Lianna mencatat deskripsi yang diberikan Bu Rowena, dan semakin banyak kata kunci menumpuk dalam lingkaran rahasia Mei. Gadis ini tahu segalanya selain dirinya, dan gadis ini sepertinya 'ada' sejak masa yang 'lampau', walau tidak dapat diperkirakan sejauh apa masanya. Informasi di masa 'sekarang' tampak masih relevan baginya, terkecuali mengenai 'Pulau Melayang' secara garis besar.

"Sesungguhnya kalau begini, saya akan meminta Mei untuk menjadi tanggung jawab sepenuhnya Perusahaan Lysander demi keamanan," Rowena menatap tiga pasang mata itu. "Kalian tidak perlu lagi berurusan dengan perlindungan gadis ini, semuanya akan menjadi tanggung jawab perusahaan dan kami akan terus memperbaharui informasi ketika ada."

"Tapi, Bu Sekre," Natalia menyela. "Apa kami bisa percaya di internal perusahaan ada yang tidak sependapat? Apalagi mereka bisa menganggap Mei adalah benda yang patut diteliti."

Rowena berpikir sejenak. Implikasi soal 'benda' sangat beragam. Tidak ada yang menjamin Mei nantinya tidak akan sekedar 'dipreteli' ketika sudah jatuh di tangan para teknisi, walau itu dalam lingkup Perusahaan Lysander sekalipun.

"Kalau peneliti sudah melihat dia, rasanya tidak butuh sehari untuk beritanya sampai ke perusahaan lain, Bu—bukan maksud saya tidak percaya privasi, tapi ibu juga tahu sendiri." cibir Rosen.

"Saya rasa Natalia benar, Bu Sekre," Lianna angkat bicara. "Ini bukan sekedar tentang penemuan sesuatu yang asing atau tidak."

Mei, yang dihadapkan kalau ia memang dianggap 'benda', hanya berekspresi datar menanggapi pembicaraan itu. Lianna yang menganggap ide Bu Rowena cukup logis merasa sukar untuk berargumen, tapi untuk apa menyerahkan Mei sepenuhnya pada Perusahaan Lysander atau Kaldera secara khusus bila pada akhirnya usaha mereka akan sia-sia? Apa bedanya mereka dengan pihak-pihak yang berada di zona abu-abu dan mempermainkan makhluk atas nama teknologi?

"Kurasa kalian masih belum bisa setuju kalau kami tidak menjamin haknya, benar?" Rowena bersedekap. "Baiklah, untuk sementara, saya akan biarkan kalian menjaga Mei, tapi dengan satu syarat."

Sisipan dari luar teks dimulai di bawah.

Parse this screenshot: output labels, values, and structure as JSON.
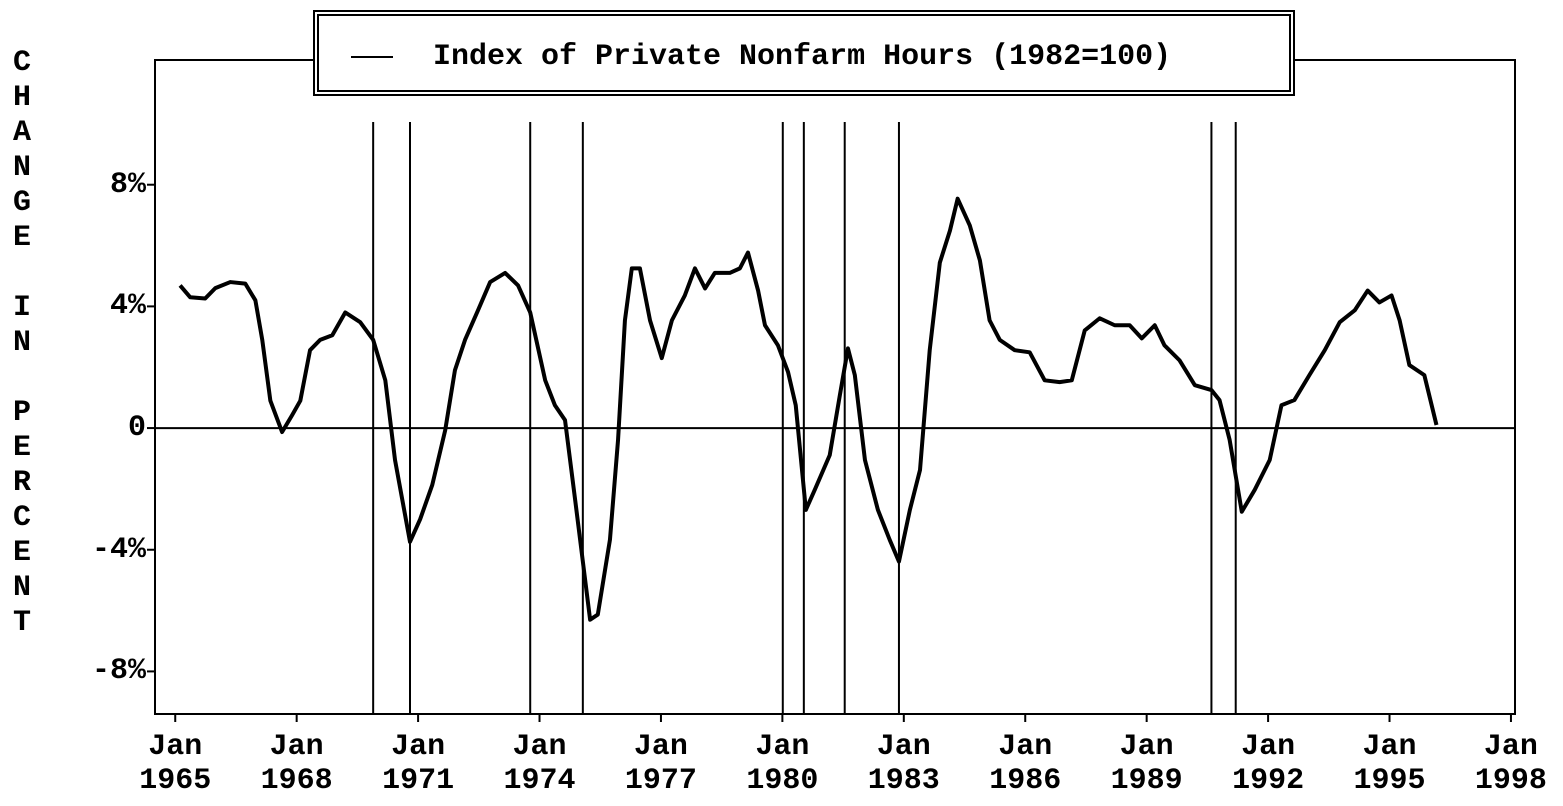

Mereka bertiga tertegun, Bu Rowena lalu mengganti layar antarmuka ke data-data lain. Ada tangkapan layar terkini hangar utama Perusahaan Lysander yang ada di bandara, lalu ada juga gambaran rute penerbangan.

"Esok atau lusa, Bos Besar akan kembali ke Kaldera," ucap Bu Sekre. "Kalian akan bertugas sebagai pemandu bagi tamu-tamu kita dari Angia."